Devido a uma falha em uma operação em uma mina das Indústrias Nucleares do Brasil (INB), cerca de 100 kg de urânio vazaram em Caetité, a 445 km de Salvador, na Bahia, na manhã do dia 18 de outubro. O incidente ocorreu na área de embalagem de concentrado de urânio em pó por falha de equipamento mecânico.

Segundo a INB, todos os procedimentos adequados foram tomados e a área foi completamente limpa. Em nota oficial, a Indústria afirmou que “o projeto de instalação prevê este tipo de atividade e para isso todos equipamentos e pessoal são imediatamente acionados para resolver a questão.”

A polêmica sobre segurança nuclear começou desde que a única mina de produção de urânio no Brasil se instalou em Caetité, em 1997. Em outubro de 2008, o Greenpeace denunciou a contaminação da água de Caetité por urânio lançando o relatório Ciclo do Perigo - Impactos da Produção de Combustível Nuclear no Brasil. Foram oito meses de investigação, com a coleta de amostras de água na área de influência direta da mineração e beneficiamento de urânio realizada pela INB. Em 2011, cerca de duas mil pessoas impediram que nove caminhões carregados de urânio entrassem na mina em Caetité devido a falta de autorização oficial de transporte.

Investir na produção de energia nuclear continua sendo um erro.
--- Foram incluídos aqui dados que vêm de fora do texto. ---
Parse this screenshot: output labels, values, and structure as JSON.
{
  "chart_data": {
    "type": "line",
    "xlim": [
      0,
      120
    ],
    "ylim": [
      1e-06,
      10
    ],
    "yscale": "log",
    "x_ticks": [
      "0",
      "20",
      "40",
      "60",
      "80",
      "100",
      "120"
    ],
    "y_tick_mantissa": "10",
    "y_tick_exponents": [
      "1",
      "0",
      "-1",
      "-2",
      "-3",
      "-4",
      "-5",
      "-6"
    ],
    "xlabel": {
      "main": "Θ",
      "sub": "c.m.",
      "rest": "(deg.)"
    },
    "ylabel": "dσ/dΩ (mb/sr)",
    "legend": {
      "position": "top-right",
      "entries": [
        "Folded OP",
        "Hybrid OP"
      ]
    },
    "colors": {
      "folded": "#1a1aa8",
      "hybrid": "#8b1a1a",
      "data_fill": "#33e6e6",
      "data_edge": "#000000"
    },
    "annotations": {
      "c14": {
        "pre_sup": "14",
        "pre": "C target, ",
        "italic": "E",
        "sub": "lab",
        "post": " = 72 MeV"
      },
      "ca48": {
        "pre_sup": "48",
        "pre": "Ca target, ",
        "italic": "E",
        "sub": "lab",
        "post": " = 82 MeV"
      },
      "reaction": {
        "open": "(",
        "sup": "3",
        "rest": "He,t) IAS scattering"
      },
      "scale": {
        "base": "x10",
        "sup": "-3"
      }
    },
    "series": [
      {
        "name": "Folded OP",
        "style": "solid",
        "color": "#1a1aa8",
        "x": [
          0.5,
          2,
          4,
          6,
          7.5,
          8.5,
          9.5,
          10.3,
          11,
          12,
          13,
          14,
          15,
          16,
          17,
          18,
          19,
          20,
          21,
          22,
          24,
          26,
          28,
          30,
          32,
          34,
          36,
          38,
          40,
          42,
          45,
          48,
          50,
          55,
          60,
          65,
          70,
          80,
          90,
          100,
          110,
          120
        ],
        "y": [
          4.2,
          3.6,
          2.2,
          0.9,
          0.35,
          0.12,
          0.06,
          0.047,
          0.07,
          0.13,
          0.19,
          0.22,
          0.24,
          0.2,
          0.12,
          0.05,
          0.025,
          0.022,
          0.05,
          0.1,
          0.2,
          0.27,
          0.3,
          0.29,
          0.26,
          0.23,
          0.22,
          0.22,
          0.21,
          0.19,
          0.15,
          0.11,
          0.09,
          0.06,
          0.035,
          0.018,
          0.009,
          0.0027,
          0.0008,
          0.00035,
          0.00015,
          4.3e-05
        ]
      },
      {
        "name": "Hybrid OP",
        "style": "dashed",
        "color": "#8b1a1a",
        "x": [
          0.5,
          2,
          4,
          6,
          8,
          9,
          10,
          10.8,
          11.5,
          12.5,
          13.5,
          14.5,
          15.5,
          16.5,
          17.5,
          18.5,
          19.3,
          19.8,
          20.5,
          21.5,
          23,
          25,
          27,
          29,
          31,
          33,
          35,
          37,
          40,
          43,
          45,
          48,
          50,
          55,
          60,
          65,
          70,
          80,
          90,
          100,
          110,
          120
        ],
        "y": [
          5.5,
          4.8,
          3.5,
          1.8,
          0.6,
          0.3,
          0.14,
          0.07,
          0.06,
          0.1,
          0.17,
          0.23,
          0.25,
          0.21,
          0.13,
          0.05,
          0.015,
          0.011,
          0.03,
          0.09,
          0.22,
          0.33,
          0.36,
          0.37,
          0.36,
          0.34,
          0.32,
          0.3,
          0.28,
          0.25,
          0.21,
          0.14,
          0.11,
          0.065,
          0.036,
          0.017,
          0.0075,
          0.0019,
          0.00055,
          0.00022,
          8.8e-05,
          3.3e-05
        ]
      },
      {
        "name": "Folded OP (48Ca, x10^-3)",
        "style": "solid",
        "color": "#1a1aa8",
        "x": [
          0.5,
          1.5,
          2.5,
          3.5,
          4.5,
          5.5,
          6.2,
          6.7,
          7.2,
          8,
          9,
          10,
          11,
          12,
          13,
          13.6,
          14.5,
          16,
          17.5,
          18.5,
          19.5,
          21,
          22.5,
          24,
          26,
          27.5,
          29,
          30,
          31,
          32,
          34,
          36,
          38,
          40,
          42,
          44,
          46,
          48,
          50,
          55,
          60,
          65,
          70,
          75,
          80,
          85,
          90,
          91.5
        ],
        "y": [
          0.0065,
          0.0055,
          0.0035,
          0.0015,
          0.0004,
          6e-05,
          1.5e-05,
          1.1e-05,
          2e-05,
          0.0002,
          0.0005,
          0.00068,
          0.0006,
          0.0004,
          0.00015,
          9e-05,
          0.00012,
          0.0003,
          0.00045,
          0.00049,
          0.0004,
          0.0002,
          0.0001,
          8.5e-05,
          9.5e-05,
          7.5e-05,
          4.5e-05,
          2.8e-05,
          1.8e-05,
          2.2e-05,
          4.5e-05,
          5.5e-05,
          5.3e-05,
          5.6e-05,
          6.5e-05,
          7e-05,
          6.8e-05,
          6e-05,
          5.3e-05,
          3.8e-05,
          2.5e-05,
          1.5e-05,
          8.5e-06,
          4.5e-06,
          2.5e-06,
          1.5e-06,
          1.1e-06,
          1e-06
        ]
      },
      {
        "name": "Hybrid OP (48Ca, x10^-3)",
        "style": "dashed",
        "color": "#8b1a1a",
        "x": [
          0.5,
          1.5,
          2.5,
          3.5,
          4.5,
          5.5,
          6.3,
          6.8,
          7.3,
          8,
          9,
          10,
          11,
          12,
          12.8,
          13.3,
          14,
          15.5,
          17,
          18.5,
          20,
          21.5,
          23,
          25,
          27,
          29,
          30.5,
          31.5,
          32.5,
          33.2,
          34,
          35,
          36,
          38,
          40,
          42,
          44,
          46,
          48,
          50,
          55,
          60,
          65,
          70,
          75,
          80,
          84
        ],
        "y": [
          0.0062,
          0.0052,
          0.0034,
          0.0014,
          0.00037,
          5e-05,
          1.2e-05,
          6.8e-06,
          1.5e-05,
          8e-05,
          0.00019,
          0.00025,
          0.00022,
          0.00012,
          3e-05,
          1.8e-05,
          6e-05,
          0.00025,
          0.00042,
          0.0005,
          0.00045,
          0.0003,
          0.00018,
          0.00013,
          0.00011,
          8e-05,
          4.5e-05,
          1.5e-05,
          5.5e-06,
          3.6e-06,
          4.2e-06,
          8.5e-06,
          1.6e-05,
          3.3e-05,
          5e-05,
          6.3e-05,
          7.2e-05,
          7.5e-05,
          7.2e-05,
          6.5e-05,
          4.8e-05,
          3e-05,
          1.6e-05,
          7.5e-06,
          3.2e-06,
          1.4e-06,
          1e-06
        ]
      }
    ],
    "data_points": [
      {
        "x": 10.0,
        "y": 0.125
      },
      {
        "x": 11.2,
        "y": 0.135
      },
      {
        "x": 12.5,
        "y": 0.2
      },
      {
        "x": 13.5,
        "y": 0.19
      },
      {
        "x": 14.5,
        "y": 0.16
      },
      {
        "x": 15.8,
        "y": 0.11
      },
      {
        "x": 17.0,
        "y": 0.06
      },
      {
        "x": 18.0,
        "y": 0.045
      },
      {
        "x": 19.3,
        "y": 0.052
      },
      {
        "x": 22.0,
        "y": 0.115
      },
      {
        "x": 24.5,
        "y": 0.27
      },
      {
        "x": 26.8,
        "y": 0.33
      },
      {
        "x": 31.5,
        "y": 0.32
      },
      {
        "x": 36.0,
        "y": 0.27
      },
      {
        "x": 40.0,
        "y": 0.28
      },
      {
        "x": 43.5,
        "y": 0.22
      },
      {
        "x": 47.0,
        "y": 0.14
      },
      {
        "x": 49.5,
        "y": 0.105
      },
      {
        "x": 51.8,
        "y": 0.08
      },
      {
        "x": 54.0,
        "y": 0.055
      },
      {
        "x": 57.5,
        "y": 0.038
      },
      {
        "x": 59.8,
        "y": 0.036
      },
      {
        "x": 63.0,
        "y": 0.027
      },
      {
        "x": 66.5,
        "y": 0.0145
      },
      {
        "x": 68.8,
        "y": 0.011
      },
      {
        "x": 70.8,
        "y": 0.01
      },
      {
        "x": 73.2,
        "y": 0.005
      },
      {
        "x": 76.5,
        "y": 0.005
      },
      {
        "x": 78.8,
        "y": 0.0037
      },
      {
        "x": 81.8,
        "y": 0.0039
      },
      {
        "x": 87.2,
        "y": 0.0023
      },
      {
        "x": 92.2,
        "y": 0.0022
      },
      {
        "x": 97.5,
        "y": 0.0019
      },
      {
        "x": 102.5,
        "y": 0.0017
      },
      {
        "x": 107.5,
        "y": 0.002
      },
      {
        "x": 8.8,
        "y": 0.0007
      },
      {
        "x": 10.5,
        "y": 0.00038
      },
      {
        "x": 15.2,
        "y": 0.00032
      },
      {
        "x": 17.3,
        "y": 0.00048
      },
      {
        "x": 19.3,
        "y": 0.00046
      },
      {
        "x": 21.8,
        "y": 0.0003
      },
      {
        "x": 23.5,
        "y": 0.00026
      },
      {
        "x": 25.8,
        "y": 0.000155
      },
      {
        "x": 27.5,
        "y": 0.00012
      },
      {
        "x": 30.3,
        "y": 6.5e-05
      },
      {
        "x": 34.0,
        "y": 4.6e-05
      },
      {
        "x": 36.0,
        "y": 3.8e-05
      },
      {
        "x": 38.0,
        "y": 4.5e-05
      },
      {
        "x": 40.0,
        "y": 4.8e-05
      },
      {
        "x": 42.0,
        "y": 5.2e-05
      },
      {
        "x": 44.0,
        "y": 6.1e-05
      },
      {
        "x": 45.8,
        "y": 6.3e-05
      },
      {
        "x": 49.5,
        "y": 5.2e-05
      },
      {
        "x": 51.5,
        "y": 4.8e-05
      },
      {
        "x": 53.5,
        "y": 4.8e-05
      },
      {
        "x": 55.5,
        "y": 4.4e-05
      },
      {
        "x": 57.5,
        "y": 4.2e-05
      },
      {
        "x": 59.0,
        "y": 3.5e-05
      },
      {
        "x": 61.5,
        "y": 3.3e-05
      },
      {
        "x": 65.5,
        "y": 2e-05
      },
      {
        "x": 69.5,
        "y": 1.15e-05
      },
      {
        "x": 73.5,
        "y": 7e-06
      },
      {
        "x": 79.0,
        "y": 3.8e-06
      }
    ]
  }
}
Além dos pergisosos acidentes registrados ao redor do mundo que podem contaminar milhares de pessoas, inclusive as que não estão próximas ao local dos eventuais vazamentos de material radioativo, a energia nuclear contribui para o aquecimento global. 

Sobre o incidente da semana passada, a INB afirma que o todo concentrado foi recuperado e que não sobraram traços do material no local.